The Jammu & Kashmir High Court on Thursday ruled that mere registration of a FIR against a public servant shall not be a ground for compulsorily retiring the official concerned.
The bench also directed the reinstatement of the petitioner, who held the post of Assistant Manager in the Public Works Department, and against whom the Vigilance Organisation Kashmir (VOK) had registered FIRs under sections 420, 467 and 468 of the Ranbir Penal Code as well as for allegedly possessing assets illicit to his known sources of income.
Noting the petitioner’s averment that the investigation into the baseless allegations against him is not being completed, the bench quashed the order of compulsory retirement under Article 226(2) of the J&K Civil Service Regulations (CSR).
The bench laid emphasis on the 'Annual Performance Reports' (APR) of the petitioner wherein his achievements have been judged from time to time by his superiors as excellent/good/satisfactory. The bench also stressed on the importance to consider an official’s entire service record, including his service book, personal file and Integrity Certificate.

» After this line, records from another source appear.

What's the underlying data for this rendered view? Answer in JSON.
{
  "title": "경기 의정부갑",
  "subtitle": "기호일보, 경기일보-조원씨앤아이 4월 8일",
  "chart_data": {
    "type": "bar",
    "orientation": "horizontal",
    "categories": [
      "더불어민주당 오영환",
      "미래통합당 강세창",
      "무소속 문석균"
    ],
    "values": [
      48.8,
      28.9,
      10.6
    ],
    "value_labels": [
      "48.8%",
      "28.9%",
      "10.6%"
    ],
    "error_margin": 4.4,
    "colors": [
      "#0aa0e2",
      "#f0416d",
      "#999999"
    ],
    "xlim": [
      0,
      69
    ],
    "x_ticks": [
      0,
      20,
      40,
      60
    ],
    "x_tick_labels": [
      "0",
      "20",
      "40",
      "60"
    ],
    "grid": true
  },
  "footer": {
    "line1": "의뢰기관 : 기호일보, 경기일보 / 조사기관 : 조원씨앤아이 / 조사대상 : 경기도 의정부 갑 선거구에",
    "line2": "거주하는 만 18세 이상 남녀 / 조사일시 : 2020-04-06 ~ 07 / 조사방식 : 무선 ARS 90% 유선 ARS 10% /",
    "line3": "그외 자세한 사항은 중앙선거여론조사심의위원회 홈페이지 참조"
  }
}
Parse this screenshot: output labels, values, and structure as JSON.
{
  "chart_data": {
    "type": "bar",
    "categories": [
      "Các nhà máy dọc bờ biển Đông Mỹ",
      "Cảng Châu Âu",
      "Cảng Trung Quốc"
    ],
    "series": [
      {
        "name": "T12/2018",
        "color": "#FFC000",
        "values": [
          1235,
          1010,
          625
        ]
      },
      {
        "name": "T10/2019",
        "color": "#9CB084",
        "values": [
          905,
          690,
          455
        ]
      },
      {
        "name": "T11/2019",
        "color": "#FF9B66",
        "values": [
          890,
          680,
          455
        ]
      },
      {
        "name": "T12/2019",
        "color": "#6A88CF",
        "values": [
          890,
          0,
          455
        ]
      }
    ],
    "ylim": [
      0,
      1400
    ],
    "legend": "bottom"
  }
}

In view of the said Article, the instructions issued by the state government in June, 1999 and the Office Memo of the General Administration Department of October, 2010, the high court ruled that the screening committee, in determining the compulsory retirement of a public servant, shall be guided by the following factors- the number and nature of complaints received, if any, against the government servant pertaining to his doubtful integrity or corruption; the number and nature of various audit reports pending, if any, against such government servant; the number and nature of vigilance cases pending enquiry, if any; adverse entries in APRs concerning doubtful integrity, if any; the number and nature of departmental enquiries, preliminary enquiries etc.; the number and nature of administrative censures/warnings/punishments pertaining to corruption or doubtful integrity and, lastly, the general reputation of employees.
The bench also observed, “The law is that the order of compulsory retirement, taken under the safety valve of public interest, could not be treated as a major punishment and that Article 311(2) of the Constitution could not be invoked, as the employee concerned was no longer fit in the public interest to continue in service and, therefore, he can be compulsorily retired.”
Finally, the bench envisaged the power of judicial review of an order of compulsory retirement if the court is satisfied that any such order is (a) mala fide; (b) that it is based on no evidence; or (c) that it is arbitrary.